Roland Joffé: «Il mio san Escrivá tra fede e storia»

Riportiamo l'intervista pubblicata su "Avvenire" a Roland Joffé, regista del film ispirato alla figura di san Josemaría, che uscirà nelle sale spagnolo il 25 marzo.

Intervista pubblicata su Avvenire a firma di Emanuela Genovese

Amore e guerra civile. Perdono e odio. Dio e il mondo. Nel nuovo film di Roland Joffé, There be dragons, la passione per l’uomo san Josemaría (il fondatore dell’Opus Dei, canonizzato da Giovanni Paolo II nel 2002) si respira in tutto il film, che ha come attori protagonisti Charlie Cox, Wes Bentley e Dougray Scott. La pellicola, che uscirà nelle sale spagnole il 25 marzo e negli Stati Uniti il 6 maggio, non ha ancora una distribuzione in Italia.

Joffé, partiamo dal titolo: quali sono i draghi di cui parla il film?

L’origine del titolo viene dai draghi che nelle mappe antiche indicavano ciò che non era conosciuto. Ma nel film i veri draghi diventano l’avidità, l’odio, la morte.

Due sono i protagonisti: Manolo, un personaggio inventato, e san Josemarìa, un santo del Novecento. Perché ha voluto scrivere e dirigere una storia su di lui?

Sono rimasto colpito, dopo aver visto un filmato, dalla sua naturale e profonda umanità. Lui non era un uomo ‘ideologico’. E poi dalla sua allegria e dalla sua capacità di credere nella libertà degli altri. Uno sguardo alle realtà di ogni giorno che lo portava a trovare Dio nella vita quotidiana. Mi sono chiesto: come faceva a trovare Dio nella guerra? Da lì è nato il desiderio di fare un film su un messaggio cristiano che portava in primo piano l’amore, anche attraverso la guerra e il perdono. La forza del messaggio di san Josemaría è che arrivava e arriva a tutti, atei e non credenti, e fa capire quanto è straordinario vivere la vita di ogni giorno, lottando contro ciò che non va.

Nel film, Manolo è un padre che ha chiuso le porte al figlio, mentre san Josemarìa sembra essere un sacerdote che cerca di essere un buon padre.

La struttura della sceneggiatura parte proprio da questi due binari, il cui contorno è la guerra civile spagnola, fonte di divisione civile e familiare. Il significato profondo del film è come può nascere il perdono di fronte all’odio, senza per questo dover creare una separazione netta tra il bene e il male, ovvero da una parte il mondo spirituale di san Josemarìa e dall’altra il mondo secolare di Manolo. Mi azzardo a dire che il film non ci sarebbe stato senza il personaggio di Manolo.

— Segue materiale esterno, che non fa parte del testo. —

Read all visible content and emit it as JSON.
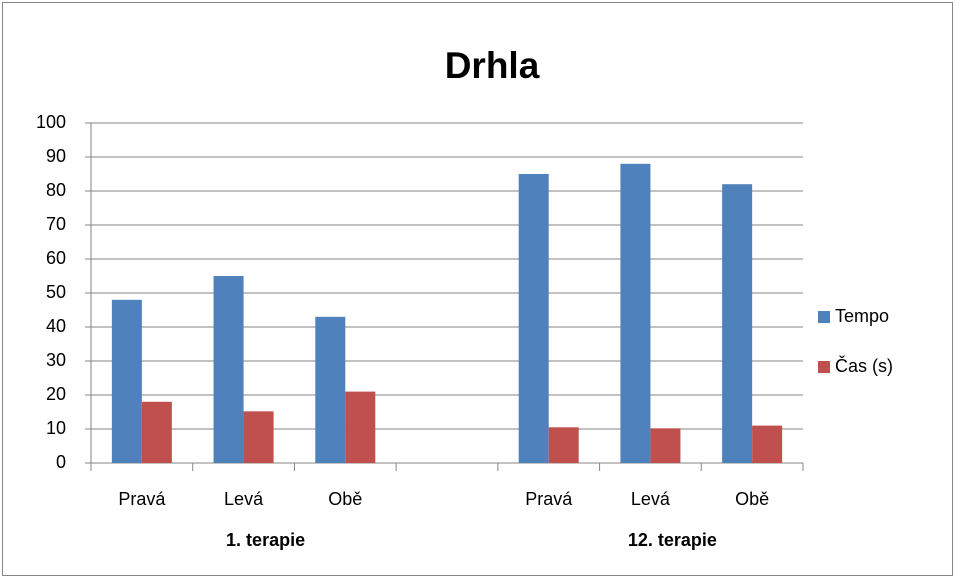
{
  "chart_data": {
    "type": "bar",
    "title": "Drhla",
    "categories": [
      "Pravá",
      "Levá",
      "Obě",
      null,
      "Pravá",
      "Levá",
      "Obě"
    ],
    "groups": [
      "1. terapie",
      "12. terapie"
    ],
    "series": [
      {
        "name": "Tempo",
        "color": "#4f81bd",
        "values": [
          48,
          55,
          43,
          null,
          85,
          88,
          82
        ]
      },
      {
        "name": "Čas (s)",
        "color": "#c0504d",
        "values": [
          18,
          15.2,
          21,
          null,
          10.5,
          10.2,
          11
        ]
      }
    ],
    "ylim": [
      0,
      100
    ],
    "yticks": [
      0,
      10,
      20,
      30,
      40,
      50,
      60,
      70,
      80,
      90,
      100
    ],
    "grid": true,
    "legend": "right"
  }
}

Come hanno reagito gli attori di fronte alla storia? Wes Bentley ha rilasciato un’intervista nella quale diceva che aveva chiuso con la droga.

Sì, è vero. Ma non posso parlare per loro. Però la cosa più bella è che tutti hanno compreso l’importanza della responsabilità personale nelle scelte di ogni giorno. Senza dimenticare la profondità della libertà di questo uomo, Josemaría Escrivá, che è diventato santo.

È stato scritto che questo film è stato organizzato e voluto dall’Opus Dei.

Chi conosce bene l’Opus Dei sa che non si può parlare di un’opinione comune. Alcuni membri dell’Opus Dei hanno voluto investire nel film. Ma lo hanno fatto come una loro personale scelta professionale. È una caratteristica propria insegnata da san Josemaría: la completa libertà di agire secondo la propria coscienza nelle cose temporali.

Il suo prossimo progetto?

Sto già lavorando ad un film che sarà ambientato in India. I film sono come i figli: per ora sono concentrato sull’ultimo arrivato. E se dovessi dire cosa mi ha lasciato There be dragons non avrei dubbi: la vita ti offre sempre delle incredibili opportunità.